Si la compassion joue un rôle moteur, c’est uniquement pour "booster" tel ou tel candidat à un instant "T" d’une campagne. Il s’agit de toucher l’opinion à tout prix : se lever telle une sainte ou un démiurge pour aller poser sa main sur l’épaule d’une personne handicapée, comme l’a fait Ségolène Royal devant des millions de téléspectateurs.
Inversement, chaque camp tire à boulets rouges sur les clients de l’autre camp. La droite s’en prend aux assistés et aux sans-papiers, la gauche dénonce l’exploitation éhontée des faits-divers. Comme on est dans le compassionnel, on fait dans la surenchère et dans le jugement moralisateur péremptoire et stigmatisant. Et le citoyen là-dedans ? Eh bien, il n’en sort pas grandi forcément puisque c’est à la part la plus vile, la plus idiote de sa conscience que ces discours, que ces postures s’adressent !
Ainsi, chaque camp a son filon bien à lui de populisme bien huilé. Mais les limites n’ont pas toujours cette précision : Jacques Chirac, par exemple, s’intéressa de près aux personnes handicapées et fit voter en 2005 la réforme audacieuse de la fameuse loi de 1975. Le même Jacques Chirac s’adressait davantage à l’esprit de réconciliation des Français que Nicolas Sarkozy qui joue plutôt, lui, sur les divisions : "diviser plus pour gagner plus."

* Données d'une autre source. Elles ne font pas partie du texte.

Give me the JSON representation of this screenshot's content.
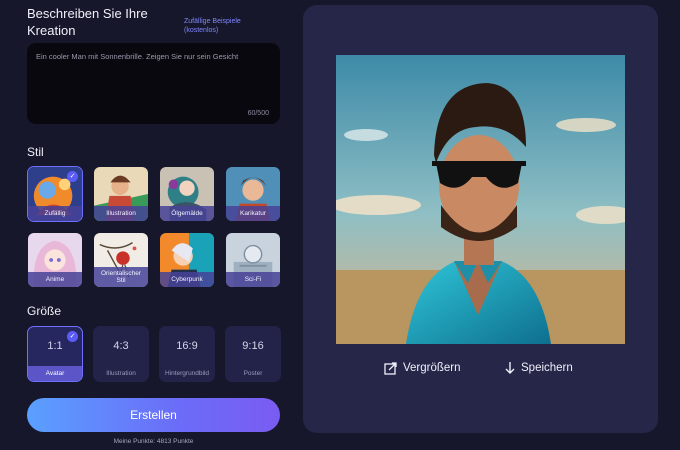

En revanche, puisque l’on parle d’huile, chaque camp aime en jeter beaucoup sur les braises encore chaudes pour relancer la chaudière, voire l’incendie. Il ne serait pas rentable de laisser ces feux s’éteindre. Une bande de casseurs sévit dans un quartier, mais plus spectaculairement encore dans un lieu de grande fréquentation ou à un endroit inhabituel (un village paisible), et c’est le jackpot assuré. On se souvient de Devedjian se réjouissant des incidents de la gare du Nord qui ont pourtant failli coûter la vie à des personnes. Encore un coup comme ça, dit-il, et c’est gagné pour nous ! On ne compte plus le nombre de fois où Ségolène Royal, outrée, s’indigne dans tous les médias de ses "cambriolages" ni le nombre de plaintes déposées par la famille Sarkozy, la dernière en date par le fils Jean pour antisémitisme, ou les prises à partie violentes de fonctionnaires civils (juges, par exemple) ou militaires (affaire de Carcassonne). Nous sommes, pour parodier Mitterrand, dans le coup d’éclat permanent.
Pour revenir à Myriam Revault d’Allonnes, philosophe et enseignante à l’École pratique des hautes études, elle déclare à Ouest-France : "On est dans le temps de l’émotion, du coup par coup et donc de la confusion. Nous sommes dans la réaction immédiate, à court terme, alors que l’action politique utile exige du temps. La politique compassionnelle est, selon moi, une contradiction dans les termes. La politique exige de la mise à distance, de la réflexion, du sang-froid, de la médiation, des institutions fortes. L’émotion, au contraire, inhibe la raison."
Myriam Revault d’Allonnes a publié L’Homme compassionnel, au Seuil.